Sam: “Mom, remember that time God stopped the rain for 3 days?”
Me: “Hmmmm… I don’t really remember that one…”
Him: “Yeah, there was a bad king too.”
So, I told TJ that if he pooped in the potty, he would get M&Ms. I hear the toilet flushing over and over again and then he runs out here with cupped hands expecting his treat. He must think his mama’s dumb. Habeas poopy little man or no treaty-treat.
*Sam throwing a fit in front of the preschool because I’m making him be responsible for carrying his stuff to the car*
Sam: MOM I DON’T LIKE THIS DAY AND I DON’T LIKE YOU FOR NOT CARRYING MY STUFF!!!!!
Me: You’re a big boy and big boys need to be responsible for their own stuff. I still carry a lot of TJs things because he’s still learning.
Him: *seething silence*
Me: *tearing up* I kind of wish I still carried your stuff because that means I can keep you a baby forever…

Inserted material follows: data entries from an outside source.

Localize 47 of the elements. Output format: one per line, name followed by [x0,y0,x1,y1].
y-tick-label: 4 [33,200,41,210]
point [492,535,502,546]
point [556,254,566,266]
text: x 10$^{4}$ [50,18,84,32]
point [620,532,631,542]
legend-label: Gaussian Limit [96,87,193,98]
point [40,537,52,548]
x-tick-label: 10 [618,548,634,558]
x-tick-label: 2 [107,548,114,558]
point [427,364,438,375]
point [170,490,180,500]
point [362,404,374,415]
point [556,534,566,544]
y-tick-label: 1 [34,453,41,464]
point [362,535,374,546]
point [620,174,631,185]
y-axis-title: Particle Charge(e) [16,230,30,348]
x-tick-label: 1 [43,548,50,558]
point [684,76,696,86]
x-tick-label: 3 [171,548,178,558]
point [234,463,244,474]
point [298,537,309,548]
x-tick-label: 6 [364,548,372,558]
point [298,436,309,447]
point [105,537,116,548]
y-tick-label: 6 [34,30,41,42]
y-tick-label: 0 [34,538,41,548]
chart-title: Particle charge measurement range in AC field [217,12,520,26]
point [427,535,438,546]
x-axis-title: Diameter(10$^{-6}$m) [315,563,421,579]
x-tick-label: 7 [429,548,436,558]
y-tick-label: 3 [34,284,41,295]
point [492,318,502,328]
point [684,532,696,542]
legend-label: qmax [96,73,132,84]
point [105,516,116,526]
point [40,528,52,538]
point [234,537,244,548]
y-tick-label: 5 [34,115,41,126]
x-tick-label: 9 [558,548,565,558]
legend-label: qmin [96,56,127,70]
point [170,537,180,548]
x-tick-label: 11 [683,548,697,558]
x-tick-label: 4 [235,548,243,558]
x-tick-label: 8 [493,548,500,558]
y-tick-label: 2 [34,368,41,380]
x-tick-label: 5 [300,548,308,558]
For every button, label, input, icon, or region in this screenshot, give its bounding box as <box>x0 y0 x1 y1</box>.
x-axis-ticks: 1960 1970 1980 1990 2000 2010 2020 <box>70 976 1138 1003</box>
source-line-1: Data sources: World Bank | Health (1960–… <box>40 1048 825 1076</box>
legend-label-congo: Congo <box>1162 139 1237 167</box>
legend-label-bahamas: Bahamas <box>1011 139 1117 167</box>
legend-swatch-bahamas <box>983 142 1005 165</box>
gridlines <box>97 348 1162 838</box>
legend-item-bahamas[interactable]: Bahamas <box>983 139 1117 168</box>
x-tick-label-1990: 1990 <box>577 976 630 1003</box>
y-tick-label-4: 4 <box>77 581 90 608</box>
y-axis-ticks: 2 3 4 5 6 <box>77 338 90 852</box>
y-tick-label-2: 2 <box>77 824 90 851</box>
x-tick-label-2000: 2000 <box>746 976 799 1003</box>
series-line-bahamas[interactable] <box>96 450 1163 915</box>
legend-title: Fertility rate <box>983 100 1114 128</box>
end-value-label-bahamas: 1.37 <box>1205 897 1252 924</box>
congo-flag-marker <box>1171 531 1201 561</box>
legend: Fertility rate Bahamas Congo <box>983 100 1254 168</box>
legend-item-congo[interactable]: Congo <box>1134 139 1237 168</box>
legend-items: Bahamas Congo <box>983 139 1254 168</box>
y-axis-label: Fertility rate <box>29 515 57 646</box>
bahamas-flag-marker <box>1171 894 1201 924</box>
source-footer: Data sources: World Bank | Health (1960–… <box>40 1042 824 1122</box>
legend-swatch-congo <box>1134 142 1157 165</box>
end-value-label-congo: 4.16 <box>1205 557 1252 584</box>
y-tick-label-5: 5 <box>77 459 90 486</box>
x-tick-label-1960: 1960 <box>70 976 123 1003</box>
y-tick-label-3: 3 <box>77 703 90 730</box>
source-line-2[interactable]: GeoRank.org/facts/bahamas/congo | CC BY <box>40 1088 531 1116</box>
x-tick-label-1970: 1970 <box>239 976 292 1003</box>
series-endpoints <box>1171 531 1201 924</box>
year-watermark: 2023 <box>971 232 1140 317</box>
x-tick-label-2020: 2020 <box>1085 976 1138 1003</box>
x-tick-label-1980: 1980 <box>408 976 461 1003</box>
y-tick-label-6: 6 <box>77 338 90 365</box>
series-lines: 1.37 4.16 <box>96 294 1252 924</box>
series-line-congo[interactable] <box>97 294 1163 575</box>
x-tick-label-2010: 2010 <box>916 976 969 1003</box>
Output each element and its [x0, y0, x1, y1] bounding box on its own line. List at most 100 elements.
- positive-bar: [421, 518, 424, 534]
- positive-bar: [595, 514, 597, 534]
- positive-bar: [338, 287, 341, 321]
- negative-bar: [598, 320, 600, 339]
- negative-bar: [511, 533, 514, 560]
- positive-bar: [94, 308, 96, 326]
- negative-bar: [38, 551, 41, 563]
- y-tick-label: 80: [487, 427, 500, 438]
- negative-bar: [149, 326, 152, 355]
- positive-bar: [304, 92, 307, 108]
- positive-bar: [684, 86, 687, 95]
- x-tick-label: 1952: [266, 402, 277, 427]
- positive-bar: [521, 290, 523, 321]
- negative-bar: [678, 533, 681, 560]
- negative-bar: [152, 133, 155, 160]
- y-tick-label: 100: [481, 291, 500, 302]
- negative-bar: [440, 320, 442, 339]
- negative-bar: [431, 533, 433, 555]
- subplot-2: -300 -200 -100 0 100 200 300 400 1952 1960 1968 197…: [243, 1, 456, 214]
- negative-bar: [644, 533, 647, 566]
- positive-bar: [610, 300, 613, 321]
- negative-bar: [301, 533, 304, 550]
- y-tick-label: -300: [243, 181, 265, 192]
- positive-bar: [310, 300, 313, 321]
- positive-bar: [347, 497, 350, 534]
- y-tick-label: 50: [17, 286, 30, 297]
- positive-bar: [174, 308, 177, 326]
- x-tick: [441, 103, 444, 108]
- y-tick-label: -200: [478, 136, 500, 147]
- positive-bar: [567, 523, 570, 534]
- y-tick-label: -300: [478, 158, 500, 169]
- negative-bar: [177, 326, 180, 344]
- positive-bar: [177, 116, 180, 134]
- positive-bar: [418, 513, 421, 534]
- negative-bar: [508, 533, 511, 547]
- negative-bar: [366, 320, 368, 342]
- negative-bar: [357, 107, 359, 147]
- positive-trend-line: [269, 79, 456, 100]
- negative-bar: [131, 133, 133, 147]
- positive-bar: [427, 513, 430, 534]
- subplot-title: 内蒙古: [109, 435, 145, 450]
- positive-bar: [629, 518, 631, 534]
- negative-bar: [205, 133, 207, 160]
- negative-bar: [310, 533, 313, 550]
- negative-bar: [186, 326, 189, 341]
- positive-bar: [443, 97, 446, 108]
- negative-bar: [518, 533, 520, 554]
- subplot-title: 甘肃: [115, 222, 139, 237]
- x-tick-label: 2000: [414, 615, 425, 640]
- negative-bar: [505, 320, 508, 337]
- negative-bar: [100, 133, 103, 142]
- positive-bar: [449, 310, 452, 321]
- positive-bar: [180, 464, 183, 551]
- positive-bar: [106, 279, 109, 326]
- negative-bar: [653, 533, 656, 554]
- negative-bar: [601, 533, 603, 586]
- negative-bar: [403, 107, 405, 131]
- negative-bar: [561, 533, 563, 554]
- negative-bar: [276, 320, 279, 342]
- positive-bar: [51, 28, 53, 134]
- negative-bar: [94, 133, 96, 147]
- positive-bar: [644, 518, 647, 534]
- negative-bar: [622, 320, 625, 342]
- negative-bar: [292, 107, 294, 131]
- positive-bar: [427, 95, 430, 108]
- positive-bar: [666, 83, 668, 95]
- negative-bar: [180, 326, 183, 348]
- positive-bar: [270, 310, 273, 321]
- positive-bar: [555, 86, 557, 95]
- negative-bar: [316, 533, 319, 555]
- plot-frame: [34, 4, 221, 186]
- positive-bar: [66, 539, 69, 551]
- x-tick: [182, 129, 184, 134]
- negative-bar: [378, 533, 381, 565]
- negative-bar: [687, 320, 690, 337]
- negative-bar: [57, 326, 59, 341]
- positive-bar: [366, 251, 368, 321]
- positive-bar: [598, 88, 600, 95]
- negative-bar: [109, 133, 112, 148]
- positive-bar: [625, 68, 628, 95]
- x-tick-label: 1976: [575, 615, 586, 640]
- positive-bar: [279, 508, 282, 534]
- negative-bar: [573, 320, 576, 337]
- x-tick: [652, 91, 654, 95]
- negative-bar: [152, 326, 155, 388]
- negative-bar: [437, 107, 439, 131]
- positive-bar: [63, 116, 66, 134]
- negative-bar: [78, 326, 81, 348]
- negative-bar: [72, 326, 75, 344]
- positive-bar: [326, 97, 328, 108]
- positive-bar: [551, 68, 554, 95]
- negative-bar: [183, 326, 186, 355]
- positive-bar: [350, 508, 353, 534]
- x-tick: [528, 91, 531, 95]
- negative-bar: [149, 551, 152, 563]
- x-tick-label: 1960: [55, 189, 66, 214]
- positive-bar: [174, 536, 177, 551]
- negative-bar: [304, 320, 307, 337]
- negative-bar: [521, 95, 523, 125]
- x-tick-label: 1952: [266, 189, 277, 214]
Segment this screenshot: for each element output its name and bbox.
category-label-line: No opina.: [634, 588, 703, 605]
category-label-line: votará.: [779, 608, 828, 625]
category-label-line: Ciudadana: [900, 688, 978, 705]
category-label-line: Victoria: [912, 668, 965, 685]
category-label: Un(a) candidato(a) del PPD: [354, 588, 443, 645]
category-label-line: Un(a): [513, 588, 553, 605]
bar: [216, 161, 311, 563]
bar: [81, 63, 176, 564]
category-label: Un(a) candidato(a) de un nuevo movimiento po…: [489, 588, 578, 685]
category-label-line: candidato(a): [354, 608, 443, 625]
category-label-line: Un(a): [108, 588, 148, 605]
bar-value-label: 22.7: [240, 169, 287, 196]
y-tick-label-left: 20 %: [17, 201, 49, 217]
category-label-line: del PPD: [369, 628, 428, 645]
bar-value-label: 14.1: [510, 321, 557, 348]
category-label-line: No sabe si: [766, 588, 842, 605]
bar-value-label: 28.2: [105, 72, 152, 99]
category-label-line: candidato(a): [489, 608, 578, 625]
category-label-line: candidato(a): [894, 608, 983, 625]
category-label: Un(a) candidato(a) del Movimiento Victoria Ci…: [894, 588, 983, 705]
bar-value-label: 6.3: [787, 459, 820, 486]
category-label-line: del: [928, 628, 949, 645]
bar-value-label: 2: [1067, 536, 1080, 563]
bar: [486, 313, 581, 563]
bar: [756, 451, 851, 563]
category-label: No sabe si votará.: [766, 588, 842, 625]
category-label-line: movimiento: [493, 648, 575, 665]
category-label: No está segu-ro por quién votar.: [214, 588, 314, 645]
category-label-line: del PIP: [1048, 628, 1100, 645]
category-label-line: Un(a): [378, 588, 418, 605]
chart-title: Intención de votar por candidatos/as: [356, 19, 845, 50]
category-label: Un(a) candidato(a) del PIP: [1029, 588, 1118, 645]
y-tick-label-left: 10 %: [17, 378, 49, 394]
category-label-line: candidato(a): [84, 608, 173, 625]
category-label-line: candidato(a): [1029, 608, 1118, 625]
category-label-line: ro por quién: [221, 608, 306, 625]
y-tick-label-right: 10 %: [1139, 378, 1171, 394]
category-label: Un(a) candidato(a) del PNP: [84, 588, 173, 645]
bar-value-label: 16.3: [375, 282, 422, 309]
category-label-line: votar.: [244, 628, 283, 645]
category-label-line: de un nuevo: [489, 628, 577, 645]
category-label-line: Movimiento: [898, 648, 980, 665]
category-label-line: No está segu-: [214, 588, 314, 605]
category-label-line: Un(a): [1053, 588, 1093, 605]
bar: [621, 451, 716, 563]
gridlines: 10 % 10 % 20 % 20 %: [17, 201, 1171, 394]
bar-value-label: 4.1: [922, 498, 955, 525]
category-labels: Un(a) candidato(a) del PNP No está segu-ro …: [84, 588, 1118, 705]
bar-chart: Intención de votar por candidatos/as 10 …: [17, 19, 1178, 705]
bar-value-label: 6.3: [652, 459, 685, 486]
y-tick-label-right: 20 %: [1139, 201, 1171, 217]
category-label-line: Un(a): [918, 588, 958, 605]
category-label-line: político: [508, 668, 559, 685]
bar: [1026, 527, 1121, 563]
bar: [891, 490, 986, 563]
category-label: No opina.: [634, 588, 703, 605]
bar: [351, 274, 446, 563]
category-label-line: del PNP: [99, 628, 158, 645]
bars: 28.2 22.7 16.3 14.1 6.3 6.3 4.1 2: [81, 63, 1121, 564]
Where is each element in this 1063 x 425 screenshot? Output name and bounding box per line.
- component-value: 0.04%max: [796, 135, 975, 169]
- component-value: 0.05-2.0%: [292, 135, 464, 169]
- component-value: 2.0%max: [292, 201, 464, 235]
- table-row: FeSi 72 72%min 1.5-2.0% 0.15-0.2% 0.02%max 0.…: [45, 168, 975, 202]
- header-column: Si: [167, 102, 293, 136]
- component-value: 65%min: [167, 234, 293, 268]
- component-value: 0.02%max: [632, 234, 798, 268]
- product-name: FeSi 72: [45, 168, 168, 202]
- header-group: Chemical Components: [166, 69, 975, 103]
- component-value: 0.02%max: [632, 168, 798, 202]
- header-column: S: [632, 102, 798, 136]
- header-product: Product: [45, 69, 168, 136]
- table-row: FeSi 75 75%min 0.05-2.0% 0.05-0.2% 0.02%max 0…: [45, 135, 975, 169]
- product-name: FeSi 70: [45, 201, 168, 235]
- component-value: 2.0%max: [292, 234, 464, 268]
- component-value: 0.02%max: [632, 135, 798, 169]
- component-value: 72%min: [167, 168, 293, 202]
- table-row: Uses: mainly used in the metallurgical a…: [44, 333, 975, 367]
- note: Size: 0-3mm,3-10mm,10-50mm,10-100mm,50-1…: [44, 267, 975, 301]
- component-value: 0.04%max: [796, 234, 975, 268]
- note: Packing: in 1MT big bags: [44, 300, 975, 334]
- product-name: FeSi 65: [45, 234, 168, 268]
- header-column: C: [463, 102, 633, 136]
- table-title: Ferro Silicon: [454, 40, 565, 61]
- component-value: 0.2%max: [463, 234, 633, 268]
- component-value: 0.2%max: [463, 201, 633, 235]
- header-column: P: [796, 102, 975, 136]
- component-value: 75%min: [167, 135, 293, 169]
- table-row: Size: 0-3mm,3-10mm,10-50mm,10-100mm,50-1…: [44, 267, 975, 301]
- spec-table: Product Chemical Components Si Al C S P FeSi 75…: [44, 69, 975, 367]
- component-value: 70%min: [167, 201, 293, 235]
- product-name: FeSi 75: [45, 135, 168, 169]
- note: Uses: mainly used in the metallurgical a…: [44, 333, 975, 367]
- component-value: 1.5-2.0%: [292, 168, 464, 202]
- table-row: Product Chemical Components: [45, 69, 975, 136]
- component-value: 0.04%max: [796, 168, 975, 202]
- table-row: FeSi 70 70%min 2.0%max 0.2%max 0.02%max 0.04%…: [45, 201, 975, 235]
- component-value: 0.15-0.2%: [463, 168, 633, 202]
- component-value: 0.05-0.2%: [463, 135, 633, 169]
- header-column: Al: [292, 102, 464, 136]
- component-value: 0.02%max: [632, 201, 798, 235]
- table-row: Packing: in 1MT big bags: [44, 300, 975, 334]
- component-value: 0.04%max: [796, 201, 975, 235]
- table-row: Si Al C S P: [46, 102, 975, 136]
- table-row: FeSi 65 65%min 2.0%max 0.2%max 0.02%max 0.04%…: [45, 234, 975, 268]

Him: MOM!!!! THAT DOESN’T MAKE ANY SENSE AT ALL!!!!!
My son, the oracle. None of this parenting thing makes any sense.
*Sam throwing a fit about something again* Sam: “Mom….YOU’RE NOT THE MOM!!!!!!” ME: “Oh, unfortunately I am right now. I wish I were the dad because he doesn’t have to tell you ‘no’ quite as often.” Josh: *assessing the situation* Josh: “Mom, it looks like you need a massage.” Me: “You have no idea.”